The Task Force makes the following recommendations:

  1. 1

    The Task Force recommends continued use of fluoxetine as an effective and readily available treatment for major depression in youth. We believe other SSRIs need further testing to establish efficacy by use of RCTs preferably including fluoxetine as a reference compound. We urge clinicians treating depressed youth to ask about suicide, suicidal thinking, and plans for suicide. Ongoing monitoring of suicidal thoughts in patients treated with antidepressants is necessary. To facilitate that process, the FDA has issued a Proposed Medication Guide: About Using Antidepressants in Children or Teenagers, which should be made available to patients and parents alike ( Given that the FDA is not empowered to make treatment recommendations, professional organizations must issue comprehensive treatment guidelines so that patients will continue to receive appropriate medications when indicated.

  2. 2

    The Task Force urges that all data held by FDA or pharmaceutical companies should be made rapidly available to allow ACNP and other research organizations to conduct an independent evaluation of the risks and benefits of SSRIs in youth and adults with depression and other mood disorders. The individual case level data forming the basis of drug approval decisions that are in the public domain and obtainable under the Freedom of Information Act should be placed on a readily accessible website.

  3. 3

    More attention is needed to: (1) find better measures and systematic assessment procedures for evaluating suicidal behavior in clinical trials and not to rely on spontaneous AE reports; (2) include subjects with suicide risk in clinical treatment trials or develop treatment trials specifically for suicidal children and adolescents; and (3) evaluate other risk factors associated with suicidal behavior (ie past suicide attempt and relevant comorbid disorders).

  4. 4

    Clinical trials need to be designed in a more uniform and consistent manner.

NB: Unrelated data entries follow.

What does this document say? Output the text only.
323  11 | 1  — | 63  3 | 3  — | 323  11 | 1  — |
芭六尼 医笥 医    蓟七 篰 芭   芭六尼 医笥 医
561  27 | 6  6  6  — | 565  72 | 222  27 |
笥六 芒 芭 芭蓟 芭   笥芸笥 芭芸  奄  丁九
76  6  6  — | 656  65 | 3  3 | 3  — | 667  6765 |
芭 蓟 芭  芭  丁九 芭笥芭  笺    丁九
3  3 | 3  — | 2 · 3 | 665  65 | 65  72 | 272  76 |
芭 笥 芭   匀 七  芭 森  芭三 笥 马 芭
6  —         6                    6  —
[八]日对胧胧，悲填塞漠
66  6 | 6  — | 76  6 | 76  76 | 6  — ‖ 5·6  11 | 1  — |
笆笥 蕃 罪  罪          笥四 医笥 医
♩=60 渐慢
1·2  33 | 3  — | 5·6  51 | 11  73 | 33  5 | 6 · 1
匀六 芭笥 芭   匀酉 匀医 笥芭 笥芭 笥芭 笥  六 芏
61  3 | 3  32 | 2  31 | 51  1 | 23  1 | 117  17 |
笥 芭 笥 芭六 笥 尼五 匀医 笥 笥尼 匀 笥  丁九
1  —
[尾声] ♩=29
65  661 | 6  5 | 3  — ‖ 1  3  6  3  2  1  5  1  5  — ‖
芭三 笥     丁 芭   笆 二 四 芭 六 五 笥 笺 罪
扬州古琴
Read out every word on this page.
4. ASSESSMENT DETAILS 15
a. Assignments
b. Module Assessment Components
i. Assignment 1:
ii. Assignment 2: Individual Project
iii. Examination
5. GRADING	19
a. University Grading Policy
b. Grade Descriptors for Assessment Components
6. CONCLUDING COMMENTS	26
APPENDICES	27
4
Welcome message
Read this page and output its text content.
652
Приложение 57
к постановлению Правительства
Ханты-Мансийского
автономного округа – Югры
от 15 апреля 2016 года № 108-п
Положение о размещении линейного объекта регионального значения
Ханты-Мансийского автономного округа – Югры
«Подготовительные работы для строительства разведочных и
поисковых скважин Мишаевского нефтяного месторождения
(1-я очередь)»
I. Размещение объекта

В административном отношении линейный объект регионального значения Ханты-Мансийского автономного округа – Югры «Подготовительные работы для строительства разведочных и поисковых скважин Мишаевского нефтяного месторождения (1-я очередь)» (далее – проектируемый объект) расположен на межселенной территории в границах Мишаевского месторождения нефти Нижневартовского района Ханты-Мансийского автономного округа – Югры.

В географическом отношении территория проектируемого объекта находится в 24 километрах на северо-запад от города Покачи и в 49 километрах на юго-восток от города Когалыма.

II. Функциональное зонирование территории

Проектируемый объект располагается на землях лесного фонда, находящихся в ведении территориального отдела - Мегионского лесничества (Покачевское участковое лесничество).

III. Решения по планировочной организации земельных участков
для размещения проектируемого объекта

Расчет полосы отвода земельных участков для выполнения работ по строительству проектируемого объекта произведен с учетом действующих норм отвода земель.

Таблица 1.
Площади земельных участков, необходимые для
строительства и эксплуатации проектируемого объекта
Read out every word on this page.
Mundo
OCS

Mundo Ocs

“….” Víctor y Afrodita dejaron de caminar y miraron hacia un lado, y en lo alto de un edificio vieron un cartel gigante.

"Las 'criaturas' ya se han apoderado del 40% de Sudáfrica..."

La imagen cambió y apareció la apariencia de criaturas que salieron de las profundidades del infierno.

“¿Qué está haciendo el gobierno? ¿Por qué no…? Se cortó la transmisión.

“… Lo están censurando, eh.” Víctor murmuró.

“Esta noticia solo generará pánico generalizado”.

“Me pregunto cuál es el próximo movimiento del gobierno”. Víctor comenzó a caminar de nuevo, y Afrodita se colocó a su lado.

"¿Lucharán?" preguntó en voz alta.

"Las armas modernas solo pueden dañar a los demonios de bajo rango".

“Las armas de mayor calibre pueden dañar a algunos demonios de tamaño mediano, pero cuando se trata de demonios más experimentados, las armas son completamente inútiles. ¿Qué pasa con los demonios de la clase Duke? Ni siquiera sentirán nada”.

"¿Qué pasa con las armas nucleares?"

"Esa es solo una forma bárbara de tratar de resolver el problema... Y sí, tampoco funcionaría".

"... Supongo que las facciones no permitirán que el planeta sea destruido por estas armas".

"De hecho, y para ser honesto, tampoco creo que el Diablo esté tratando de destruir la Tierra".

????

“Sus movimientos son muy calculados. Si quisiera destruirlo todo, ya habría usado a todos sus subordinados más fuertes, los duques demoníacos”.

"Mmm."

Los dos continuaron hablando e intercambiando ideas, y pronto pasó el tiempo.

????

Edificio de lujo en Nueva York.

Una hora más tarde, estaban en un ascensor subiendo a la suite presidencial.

Areas needing more attention include outcome measures, length of treatment, and determination of optimal dosing. For example, because the optimal dose in depressed youth is uncertain, resources would be better utilized by conducting a dose-finding study prior to a fixed-dose, placebo-controlled trial.

  5. 5

    Some methodological issues in risk assessment need to be addressed at a regulatory level. Systematic inquiry should be required of past and current suicidal behavior and ideation in any randomized controlled trial being submitted to the FDA of youth or adult depression, regardless of treatment agent. A past suicide attempt is the best-known predictor of future suicide or suicide attempts and stratification should be considered to avoid potential confounding effects. For RCTs, as well as for AEs during a trial, and AE reporting post marketing, a comparison group is essential in order to draw any meaningful conclusions, given the high rates of suicidal behavior and ideation particularly in adolescents. An emphasis should be placed on monitoring rates of more lethal suicide attempts as a better guide to the risk of suicide.

  6. 6

    More effective treatments are needed urgently. Randomized controlled trials should not attempt to exclude all currently suicidal patients. Additional trials should be conducted in high-risk patients, such as those with a history of suicidal behavior, such as the type of study currently funded by the NIMH in bipolar disorder and the recently published clozapine vs olanzapine study. Fears of litigation threaten to discourage the development of urgently needed treatments. Ongoing and potential future investigations of the pharmacologic and psychotherapeutic treatment of depression and youth may not be ethically feasible if governmental regulatory agencies prematurely judge these compounds or such treatments to be ineffective and/or dangerous and eliminate the possibility of adequately powered clinical trials. Fears of unproven risks may lead to more untreated major depression in children and adolescents and more suicide. Prompt support for more definitive controlled clinical studies is urged to better guide clinical practice.